As we reported earlier this month, Kenya will soon unveil the result of a local smartphone assembly initiative, whose aim is to extend digital inclusion by bringing down device costs. Most smartphones are not affordable to lower income users; a US$40 model could be. The first phones are expected in under two months.
However, Safaricom says the US$40 target isn’t reachable, given that the present government is lobbying to increase excise duty, VAT and import duty in a new bill. These taxes, it suggests, would more than double the suggested selling price.

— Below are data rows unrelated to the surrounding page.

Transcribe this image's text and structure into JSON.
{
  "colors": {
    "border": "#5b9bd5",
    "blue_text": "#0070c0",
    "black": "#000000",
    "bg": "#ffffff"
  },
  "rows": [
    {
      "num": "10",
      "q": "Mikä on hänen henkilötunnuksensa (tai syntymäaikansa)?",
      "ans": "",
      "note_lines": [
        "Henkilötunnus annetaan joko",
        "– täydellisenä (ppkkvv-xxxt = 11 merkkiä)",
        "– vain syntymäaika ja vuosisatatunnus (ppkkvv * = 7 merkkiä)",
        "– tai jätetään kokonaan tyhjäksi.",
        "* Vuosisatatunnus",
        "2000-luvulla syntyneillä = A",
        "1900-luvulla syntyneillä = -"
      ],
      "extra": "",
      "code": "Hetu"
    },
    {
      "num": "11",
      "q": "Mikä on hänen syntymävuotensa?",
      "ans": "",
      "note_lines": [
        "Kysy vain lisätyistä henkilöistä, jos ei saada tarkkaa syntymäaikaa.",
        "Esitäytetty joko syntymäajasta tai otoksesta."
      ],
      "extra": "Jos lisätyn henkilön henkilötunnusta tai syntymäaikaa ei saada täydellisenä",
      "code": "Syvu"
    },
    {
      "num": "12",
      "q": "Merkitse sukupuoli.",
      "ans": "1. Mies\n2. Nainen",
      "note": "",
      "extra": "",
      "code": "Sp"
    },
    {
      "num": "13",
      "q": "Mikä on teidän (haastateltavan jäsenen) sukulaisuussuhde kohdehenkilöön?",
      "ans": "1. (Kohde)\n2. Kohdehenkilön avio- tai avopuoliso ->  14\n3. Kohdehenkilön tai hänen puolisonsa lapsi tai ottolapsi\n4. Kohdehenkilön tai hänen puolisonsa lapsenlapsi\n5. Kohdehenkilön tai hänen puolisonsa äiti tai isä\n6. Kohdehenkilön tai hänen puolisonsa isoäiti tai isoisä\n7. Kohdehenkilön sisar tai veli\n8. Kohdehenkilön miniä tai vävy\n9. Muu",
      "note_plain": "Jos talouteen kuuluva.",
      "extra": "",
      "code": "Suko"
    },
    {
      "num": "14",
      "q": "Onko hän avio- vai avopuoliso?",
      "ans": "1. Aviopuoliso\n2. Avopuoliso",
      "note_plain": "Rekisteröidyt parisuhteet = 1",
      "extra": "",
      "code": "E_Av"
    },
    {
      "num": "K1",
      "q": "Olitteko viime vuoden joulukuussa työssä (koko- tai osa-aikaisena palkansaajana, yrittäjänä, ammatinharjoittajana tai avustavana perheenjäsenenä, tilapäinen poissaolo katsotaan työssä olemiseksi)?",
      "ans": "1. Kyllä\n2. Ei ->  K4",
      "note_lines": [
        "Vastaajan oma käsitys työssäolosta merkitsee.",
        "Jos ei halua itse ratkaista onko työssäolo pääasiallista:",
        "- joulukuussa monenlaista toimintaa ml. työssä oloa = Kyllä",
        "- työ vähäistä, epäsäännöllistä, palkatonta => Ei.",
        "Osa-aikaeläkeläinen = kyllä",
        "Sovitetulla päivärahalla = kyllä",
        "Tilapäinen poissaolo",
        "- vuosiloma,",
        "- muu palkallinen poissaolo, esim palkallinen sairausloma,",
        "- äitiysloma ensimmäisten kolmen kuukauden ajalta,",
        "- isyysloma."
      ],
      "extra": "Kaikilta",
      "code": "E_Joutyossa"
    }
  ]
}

As local news resource techcabal points out, the smartphones will be part of wider government plans to enhance connectivity, notably through the creation of 25,000 public Wi-Fi hotspots and Digital Village Smart Hubs in all 1,450 wards across Kenya. Improvements to e-government services are also planned. However, they would be most effective if there were cheap devices able to access them.
Hence the local assembly plan and a facility that, Safaricom says, can produce up to 1.4 million devices in one year, bringing cost savings to both end users and operators, who are, at present, importing millions of devices a year.
Except that taxes may endanger this plan. Thus, Safaricom has suggested that the Kenyan Committee on Finance and National Planning needs to tackle import, excise, and VAT concerns to make cheap phones attainable. It’s not yet clear how the government will respond.